Frogs can live on land and in fresh water. They cannot survive in salt water. Their development is by metamorphosis. They usually hatch as tadpoles from eggs, which are laid by a female frog. The eggs are called frogspawn. Tadpoles have tails and gills. The next stage, the “froglet,” develops lungs to breathe air instead of gills, but still have tails. The fully grown frog has long legs and no tail.
Adult frogs can jump with their legs. They have long tongues that they use to catch bugs. They make a sound called a croak. Some species live in trees, and some types of frog are protected by being poisonous. Frogs live all over the world. If a foreign species of frogs is introduced to another country, the local ecosystem might be affected.
Frogs are cold blooded animals. This means that they need heat to keep up their body temperature. If the temperature outside is cold, amphibians will not be active. Amphibians can get heat from the sun, usually indirectly: whereas reptiles can bask in the sun, amphibians usually do not, because it dries their skin. Some frogs estivate, a form of hibernation, during winter or during droughts. They usually look for underground place for this. These include burrowing in mud and holes. They survive by getting oxygen through their skin. They come out when the weather outside is favorable.
The structure of the feet and legs varies greatly among frog species, depending in part on whether they live primarily on the ground, in water, in trees or in burrows. Frogs must be able to move quickly through their environment to catch prey and escape predators, and numerous adaptations help them to do so. Most frogs are either proficient at jumping or are descended from ancestors that were.
The call or croak of a frog is unique to its species. Frogs create this sound by passing air through the larynx in the throat. In most calling frogs, the sound is amplified by one or more vocal sacs. Some frog calls are so loud that they can be heard up to a mile away, the main reason for calling is to allow male frogs to attract a mate.
Frogs have skin with no scales or hair. They can take in oxygen from either water or air. Mucus that helps their skin to stay wet and slippery.
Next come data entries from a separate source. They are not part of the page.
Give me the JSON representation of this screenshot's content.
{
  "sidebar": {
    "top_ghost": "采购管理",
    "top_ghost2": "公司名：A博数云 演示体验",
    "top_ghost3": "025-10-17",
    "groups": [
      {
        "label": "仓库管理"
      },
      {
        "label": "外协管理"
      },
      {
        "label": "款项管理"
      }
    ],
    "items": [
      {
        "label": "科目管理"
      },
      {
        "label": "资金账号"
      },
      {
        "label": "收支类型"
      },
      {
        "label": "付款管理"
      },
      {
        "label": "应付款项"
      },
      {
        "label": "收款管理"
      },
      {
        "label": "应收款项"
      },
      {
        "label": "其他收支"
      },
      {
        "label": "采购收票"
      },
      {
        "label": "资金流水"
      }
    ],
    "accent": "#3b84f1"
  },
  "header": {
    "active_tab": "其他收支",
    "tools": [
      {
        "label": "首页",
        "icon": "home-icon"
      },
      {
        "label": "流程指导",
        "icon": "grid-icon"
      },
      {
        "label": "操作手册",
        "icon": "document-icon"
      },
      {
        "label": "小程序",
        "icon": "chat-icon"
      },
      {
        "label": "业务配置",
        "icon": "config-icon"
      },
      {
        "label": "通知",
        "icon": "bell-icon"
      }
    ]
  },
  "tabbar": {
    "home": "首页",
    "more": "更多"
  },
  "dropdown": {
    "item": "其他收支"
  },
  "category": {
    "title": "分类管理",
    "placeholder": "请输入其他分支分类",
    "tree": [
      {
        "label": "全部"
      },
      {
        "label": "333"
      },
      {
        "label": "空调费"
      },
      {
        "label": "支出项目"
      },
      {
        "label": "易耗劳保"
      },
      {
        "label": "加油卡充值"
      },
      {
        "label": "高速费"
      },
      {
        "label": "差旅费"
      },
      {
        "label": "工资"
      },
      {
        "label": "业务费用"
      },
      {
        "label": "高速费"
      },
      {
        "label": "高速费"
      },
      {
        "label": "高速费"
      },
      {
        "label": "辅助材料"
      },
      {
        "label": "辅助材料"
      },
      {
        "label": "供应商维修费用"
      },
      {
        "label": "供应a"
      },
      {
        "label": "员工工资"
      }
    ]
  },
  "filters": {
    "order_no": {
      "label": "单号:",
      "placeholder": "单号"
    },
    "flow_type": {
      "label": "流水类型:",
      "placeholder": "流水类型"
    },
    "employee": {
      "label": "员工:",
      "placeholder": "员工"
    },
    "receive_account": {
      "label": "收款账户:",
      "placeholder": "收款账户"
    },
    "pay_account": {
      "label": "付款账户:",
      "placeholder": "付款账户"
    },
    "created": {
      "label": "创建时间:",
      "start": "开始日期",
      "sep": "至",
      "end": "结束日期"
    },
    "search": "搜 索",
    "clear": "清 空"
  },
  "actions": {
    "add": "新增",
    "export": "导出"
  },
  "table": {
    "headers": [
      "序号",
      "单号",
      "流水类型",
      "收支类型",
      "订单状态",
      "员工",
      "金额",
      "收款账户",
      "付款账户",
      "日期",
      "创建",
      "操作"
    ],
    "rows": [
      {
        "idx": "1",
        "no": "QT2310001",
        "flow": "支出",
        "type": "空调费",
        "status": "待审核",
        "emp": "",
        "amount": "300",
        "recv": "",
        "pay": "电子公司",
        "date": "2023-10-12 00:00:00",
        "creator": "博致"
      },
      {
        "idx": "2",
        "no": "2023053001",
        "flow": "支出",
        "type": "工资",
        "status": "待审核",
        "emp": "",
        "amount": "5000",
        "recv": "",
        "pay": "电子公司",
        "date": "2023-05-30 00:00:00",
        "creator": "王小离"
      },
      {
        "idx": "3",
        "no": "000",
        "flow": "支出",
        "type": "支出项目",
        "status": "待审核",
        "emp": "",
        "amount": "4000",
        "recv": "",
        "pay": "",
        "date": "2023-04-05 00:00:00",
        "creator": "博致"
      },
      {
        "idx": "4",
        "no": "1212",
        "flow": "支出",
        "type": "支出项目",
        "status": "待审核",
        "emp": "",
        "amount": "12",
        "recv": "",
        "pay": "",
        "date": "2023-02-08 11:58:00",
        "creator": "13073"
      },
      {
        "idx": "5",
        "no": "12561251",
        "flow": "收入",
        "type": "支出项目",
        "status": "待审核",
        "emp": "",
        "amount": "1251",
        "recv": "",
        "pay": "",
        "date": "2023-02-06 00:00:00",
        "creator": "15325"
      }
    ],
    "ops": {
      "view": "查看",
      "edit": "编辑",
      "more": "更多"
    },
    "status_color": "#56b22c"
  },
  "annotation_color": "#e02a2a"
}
Many amphibians have toxic skin. They have secretions which makes their skin poisonous.
Many frogs are semi-aquatic. They may live on both land and in water, and in any event prefer damp places. These include ponds, swamps, rivers and lakes. Most adults live where they grew up. Most amphibians lay their eggs in foam nests. Frogs can hear both in the air and below water.
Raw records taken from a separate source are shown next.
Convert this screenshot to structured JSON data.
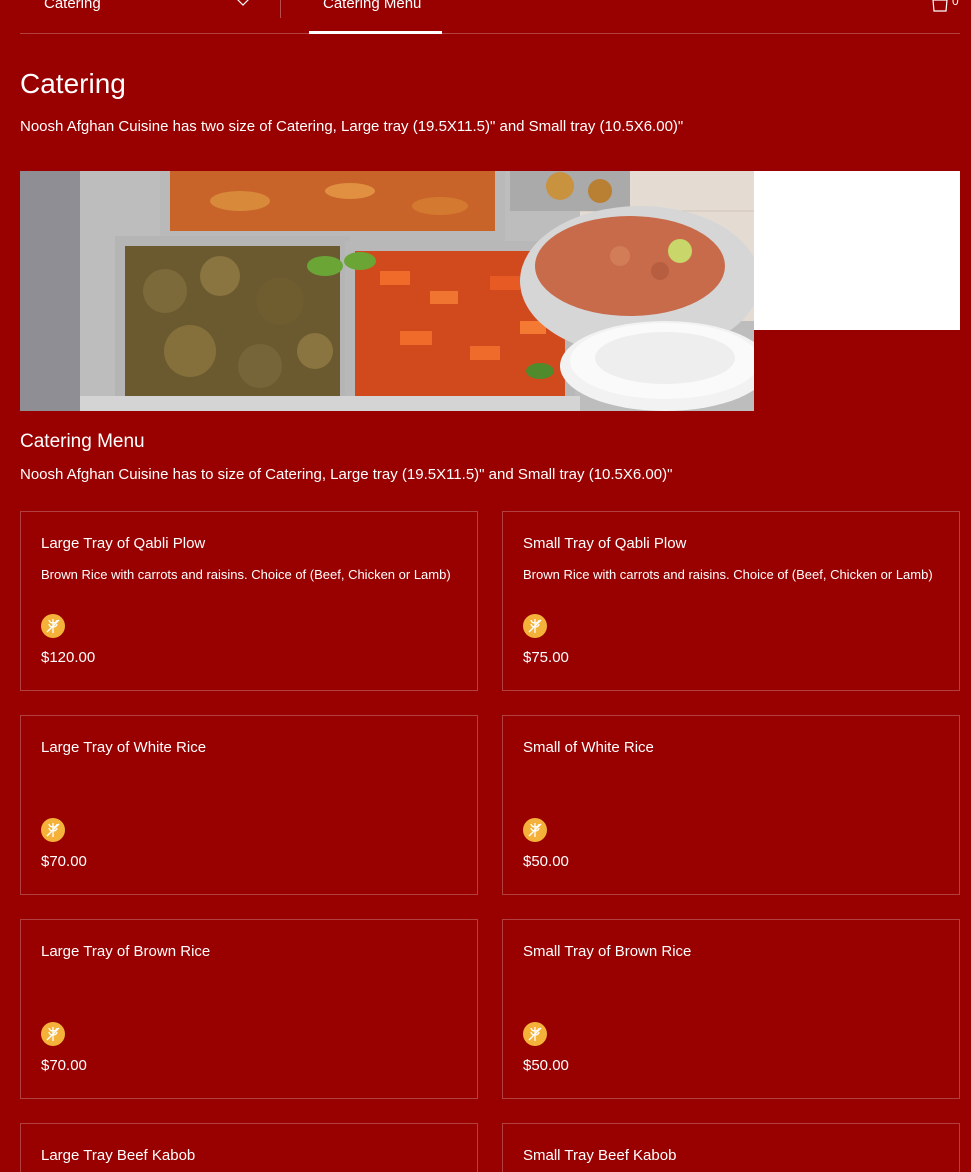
{
  "topbar": {
    "menu_select_label": "Catering",
    "tab_label": "Catering Menu",
    "cart_count": "0"
  },
  "header": {
    "title": "Catering",
    "description": "Noosh Afghan Cuisine has two size of Catering, Large tray (19.5X11.5)\" and Small tray (10.5X6.00)\""
  },
  "section": {
    "title": "Catering Menu",
    "description": "Noosh Afghan Cuisine has to size of Catering, Large tray (19.5X11.5)\" and Small tray (10.5X6.00)\""
  },
  "items": [
    {
      "name": "Large Tray of Qabli Plow",
      "description": "Brown Rice with carrots and raisins. Choice of (Beef, Chicken or Lamb)",
      "price": "$120.00",
      "badge": "gluten-free-icon"
    },
    {
      "name": "Small Tray of Qabli Plow",
      "description": "Brown Rice with carrots and raisins. Choice of (Beef, Chicken or Lamb)",
      "price": "$75.00",
      "badge": "gluten-free-icon"
    },
    {
      "name": "Large Tray of White Rice",
      "description": "",
      "price": "$70.00",
      "badge": "gluten-free-icon"
    },
    {
      "name": "Small of White Rice",
      "description": "",
      "price": "$50.00",
      "badge": "gluten-free-icon"
    },
    {
      "name": "Large Tray of Brown Rice",
      "description": "",
      "price": "$70.00",
      "badge": "gluten-free-icon"
    },
    {
      "name": "Small Tray of Brown Rice",
      "description": "",
      "price": "$50.00",
      "badge": "gluten-free-icon"
    },
    {
      "name": "Large Tray Beef Kabob",
      "description": "",
      "price": "",
      "badge": ""
    },
    {
      "name": "Small Tray Beef Kabob",
      "description": "",
      "price": "",
      "badge": ""
    }
  ],
  "colors": {
    "background": "#990000",
    "badge": "#f5b23a",
    "text": "#ffffff"
  }
}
Camouflage is a common defensive mechanism in frogs. Most camouflaged frogs are nocturnal; during the day, they seek out a position where they can blend into the background and remain undetected.
At the end of the tadpole stage, a frog undergoes metamorphosis in which its body makes a sudden transition into the adult form. This metamorphosis typically lasts only 24 hours.
The principal changes that take place include the development of the lungs and the disappearance of the gills and gill pouch, making the front legs visible. The lower jaw transforms into the big mandible of the carnivorous adult, and the long, spiral gut of the herbivorous tadpole is replaced by the typical short gut of a predator. The nervous system becomes adapted for hearing and vision, and for new methods of movement and feeding.
The eyes are repositioned higher up on the head and the eyelids and associated glands are formed. The eardrum, middle ear, and inner ear are developed. The skin becomes thicker and tougher and skin glands are developed. The final stage is the disappearance of the tail, but this takes place rather later, the tissue being used to produce a spurt of growth in the limbs. Frogs are at their most vulnerable to predators when they are undergoing metamorphosis. At this time, the tail is being lost and movement by means of limbs is only just becoming established.
Variations in development
Distribution and habitats
Frogs are widespread, and have adapted to many climates, even deserts. They rely on specific adaptations to survive. Members of the genus Cyclorana live in the Australian central desert. They bury themselves underground where they create a waterproof cocoon in which to estivate during dry periods. Once it rains, they come out, find a temporary pool, and breed. Egg and tadpole development is very fast in comparison to those of most other frogs, so breeding can be completed before the pond dries up.
Overall, frogs are a successful and widespread group. There are about 4,800 recorded species, which is over 85% of living amphibian species. They are one of the five most diverse vertebrate orders.